Kinshasa, 18 septembre 2026 (ACP).- Un programme supplémentaire de réflexion, de dialogue et de propositions autour de l’innovation éducative a été lancé jeudi à Kinshasa, en République démocratique du Congo (RDC), par une structure, dans le but de contribuer à la construction de l’école de demain, selon un communiqué parvenu vendredi à l’ACP.
« Notre ambition est d’ajouter notre pierre à l’édifice, en créant un programme supplémentaire de réflexion, de dialogue et de propositions autour de l’innovation éducative. Ce programme ne vient pas remplacer la dynamique des réformes déjà engagées dans notre pays, il s’inscrit dans la continuité des efforts entrepris par l’État et l’ensemble des acteurs du secteur éducatif », a déclaré Éric Wanet, directeur général de la structure « Nakelasi Sarl », cité dans le communiqué.
« Nous saluons les efforts considérables consentis par les autorités de la République en faveur de l’éducation, avec une reconnaissance particulière au Chef de l’État Félix Tshisekedi, pour l’impulsion donnée à ce secteur prioritaire. Ces efforts se traduisent notamment par les réformes engagées, l’élargissement de l’accès à l’éducation, la construction et la réhabilitation des infrastructures, ainsi que les initiatives visant à améliorer la qualité de l’enseignement », a-t-il ajouté.
M. Wanet a précisé que l’engagement de sa structure repose sur une conviction simple : « l’innovation » doit être mise au service de l’éducation et de l’enfant.
« Pendant la crise de la Covid-19, nous avons eu l’opportunité de travailler avec l’Unicef et Handicap International sur des initiatives liées à l’enseignement à distance. Cette expérience nous a confortés dans une conviction : une innovation prend véritablement son sens lorsqu’elle apporte une réponse concrète à un problème réel », a-t-il dit.
« C’est pourquoi nos panels s’articuleront autour de questions concrètes : comment aider un enfant à mieux apprendre ? Comment soutenir l’enseignant sans diminuer son rôle ? Comment rapprocher les parents de l’école ? Comment renforcer la recherche dans nos universités ? Comment atteindre l’enfant en zone vulnérable ? Et comment éviter que l’innovation ne crée une école à deux vitesses ? », s’est interrogé M. Wanet.
Selon lui, ces questions abordées dans différents panels, permettront notamment de traiter de l’action publique et du cadre de l’innovation, de la technologie, de la réussite, de la protection et de l’inclusion de l’enfant, ainsi que du financement et du passage à l’échelle des innovations congolaises.

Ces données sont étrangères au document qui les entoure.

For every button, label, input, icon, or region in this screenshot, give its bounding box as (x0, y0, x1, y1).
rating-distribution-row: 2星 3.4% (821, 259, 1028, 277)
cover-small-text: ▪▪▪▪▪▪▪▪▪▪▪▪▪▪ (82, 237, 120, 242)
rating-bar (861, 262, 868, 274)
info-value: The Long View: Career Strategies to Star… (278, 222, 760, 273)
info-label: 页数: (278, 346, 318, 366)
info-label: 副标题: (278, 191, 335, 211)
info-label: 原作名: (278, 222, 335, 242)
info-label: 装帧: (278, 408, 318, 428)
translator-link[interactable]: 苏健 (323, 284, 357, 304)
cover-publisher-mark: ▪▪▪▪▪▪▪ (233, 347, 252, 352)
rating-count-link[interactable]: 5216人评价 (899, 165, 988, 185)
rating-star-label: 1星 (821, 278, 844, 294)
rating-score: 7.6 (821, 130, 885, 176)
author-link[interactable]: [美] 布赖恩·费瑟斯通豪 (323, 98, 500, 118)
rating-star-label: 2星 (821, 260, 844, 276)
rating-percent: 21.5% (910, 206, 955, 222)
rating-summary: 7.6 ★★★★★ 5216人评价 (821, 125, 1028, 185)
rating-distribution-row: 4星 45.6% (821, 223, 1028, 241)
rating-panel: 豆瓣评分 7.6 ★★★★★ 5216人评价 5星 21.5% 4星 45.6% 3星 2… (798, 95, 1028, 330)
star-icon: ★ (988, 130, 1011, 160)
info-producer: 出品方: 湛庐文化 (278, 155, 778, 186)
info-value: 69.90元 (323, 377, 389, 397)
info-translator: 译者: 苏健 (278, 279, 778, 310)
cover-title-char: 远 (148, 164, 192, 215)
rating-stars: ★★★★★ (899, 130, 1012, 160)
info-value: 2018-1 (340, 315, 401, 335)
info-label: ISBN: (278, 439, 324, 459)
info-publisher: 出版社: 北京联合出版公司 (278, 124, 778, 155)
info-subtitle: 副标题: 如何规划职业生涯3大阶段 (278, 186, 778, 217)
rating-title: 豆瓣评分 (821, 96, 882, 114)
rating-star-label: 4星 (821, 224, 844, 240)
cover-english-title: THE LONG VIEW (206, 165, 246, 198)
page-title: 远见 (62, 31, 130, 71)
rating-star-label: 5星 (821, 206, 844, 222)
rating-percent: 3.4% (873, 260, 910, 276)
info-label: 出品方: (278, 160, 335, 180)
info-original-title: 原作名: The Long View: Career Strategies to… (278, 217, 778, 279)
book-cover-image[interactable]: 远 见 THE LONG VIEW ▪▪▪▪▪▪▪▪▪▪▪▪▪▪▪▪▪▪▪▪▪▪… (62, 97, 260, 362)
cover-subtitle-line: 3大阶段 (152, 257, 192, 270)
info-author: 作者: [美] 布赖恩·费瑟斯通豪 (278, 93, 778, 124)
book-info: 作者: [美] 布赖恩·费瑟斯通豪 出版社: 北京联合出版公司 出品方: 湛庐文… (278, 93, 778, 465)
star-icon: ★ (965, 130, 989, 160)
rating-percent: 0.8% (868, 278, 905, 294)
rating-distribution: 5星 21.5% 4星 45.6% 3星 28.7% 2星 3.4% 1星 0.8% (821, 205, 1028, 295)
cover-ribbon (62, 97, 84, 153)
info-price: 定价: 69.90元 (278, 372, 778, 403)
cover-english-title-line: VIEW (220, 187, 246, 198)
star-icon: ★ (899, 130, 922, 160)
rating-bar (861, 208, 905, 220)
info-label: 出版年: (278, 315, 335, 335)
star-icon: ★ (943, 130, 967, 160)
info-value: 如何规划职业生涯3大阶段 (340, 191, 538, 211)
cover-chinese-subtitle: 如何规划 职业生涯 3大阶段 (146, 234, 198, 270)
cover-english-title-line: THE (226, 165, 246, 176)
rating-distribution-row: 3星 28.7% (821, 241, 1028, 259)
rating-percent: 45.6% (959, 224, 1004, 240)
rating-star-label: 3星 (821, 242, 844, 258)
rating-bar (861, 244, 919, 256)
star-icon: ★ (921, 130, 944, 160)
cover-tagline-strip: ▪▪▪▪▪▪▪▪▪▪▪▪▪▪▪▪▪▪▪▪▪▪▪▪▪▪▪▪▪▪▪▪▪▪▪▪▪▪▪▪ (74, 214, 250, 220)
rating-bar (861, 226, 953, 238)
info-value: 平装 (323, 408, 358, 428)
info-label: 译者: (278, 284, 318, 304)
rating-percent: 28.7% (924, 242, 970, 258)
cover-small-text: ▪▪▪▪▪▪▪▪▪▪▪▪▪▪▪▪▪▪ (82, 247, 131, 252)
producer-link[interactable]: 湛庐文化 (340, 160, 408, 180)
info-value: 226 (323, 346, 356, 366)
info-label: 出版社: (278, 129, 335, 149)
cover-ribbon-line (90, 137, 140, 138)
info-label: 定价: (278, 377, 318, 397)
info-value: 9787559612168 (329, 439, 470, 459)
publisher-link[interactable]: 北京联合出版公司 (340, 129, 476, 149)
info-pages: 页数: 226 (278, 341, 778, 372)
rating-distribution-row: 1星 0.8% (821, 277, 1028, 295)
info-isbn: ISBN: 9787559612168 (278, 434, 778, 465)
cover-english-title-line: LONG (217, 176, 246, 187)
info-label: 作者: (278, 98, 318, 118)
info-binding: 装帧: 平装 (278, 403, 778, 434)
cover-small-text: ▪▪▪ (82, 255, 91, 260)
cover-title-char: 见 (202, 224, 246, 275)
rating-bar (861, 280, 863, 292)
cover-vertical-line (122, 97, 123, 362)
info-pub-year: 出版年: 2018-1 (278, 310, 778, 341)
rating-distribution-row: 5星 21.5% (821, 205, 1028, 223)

L’investissement dans l’innovation technologique au service du système éducatif congolais
Au cours des panels, la nécessité d’investir dans l’innovation technologique pour le développement du système éducatif congolais, en réponse aux besoins du contexte local et conformément aux normes internationales, a été rappelée.
« Aujourd’hui, l’innovation est un défi pour le système éducatif congolais. Il est impérieux de penser et d’agir dans le sens de l’innovation, compte tenu de l’évolution du monde dans différents secteurs de la vie. L’urgence que nous avons est d’avoir des enfants qui seront des adultes accomplis. Il faut les inciter à faire un bon usage du numérique », a déclaré Serge Bondedi, secrétaire général et représentant légal de « Youth Action for Education » (YMAE ONG).
De son côté, David Steve Diatezua, président de l’association nationale des parents d’élèves du Congo (Anapeco), a souligné le rôle des parents dans l’éducation de leurs enfants, qui constituent l’avenir du pays.
« Les parents ont toujours été au centre de la question de l’éducation de leurs enfants ; ce sont eux qui sont les principaux fournisseurs des moyens. Ils mettent tout en œuvre pour une meilleure formation de leurs enfants, qui sont l’avenir du pays », a-t-il expliqué.
En revanche, Guillaume Korogo, expert en éducation en situation d’urgence, a mis l’accent sur l’apport considérable de l’innovation pour assurer la continuité de l’éducation des enfants en période de crise, notamment face aux aléas sécuritaires et climatiques.
« Pendant les périodes d’urgence, les enfants ont toujours droit à l’éducation et il appartient à l’État d’intervenir et de tout faire pour qu’ils puissent étudier. En utilisant les différentes technologies à notre disposition, leur apport est considérable pour assurer la continuité de l’éducation des enfants », a-t-il dit.
En conclusion, Prisca Mawa, écolière de Bokeleale et représentante des élèves congolais, a invité les enseignants et les décideurs à trouver des solutions aux problèmes auxquels sont confrontés les enfants dans certaines régions de la République démocratique du Congo.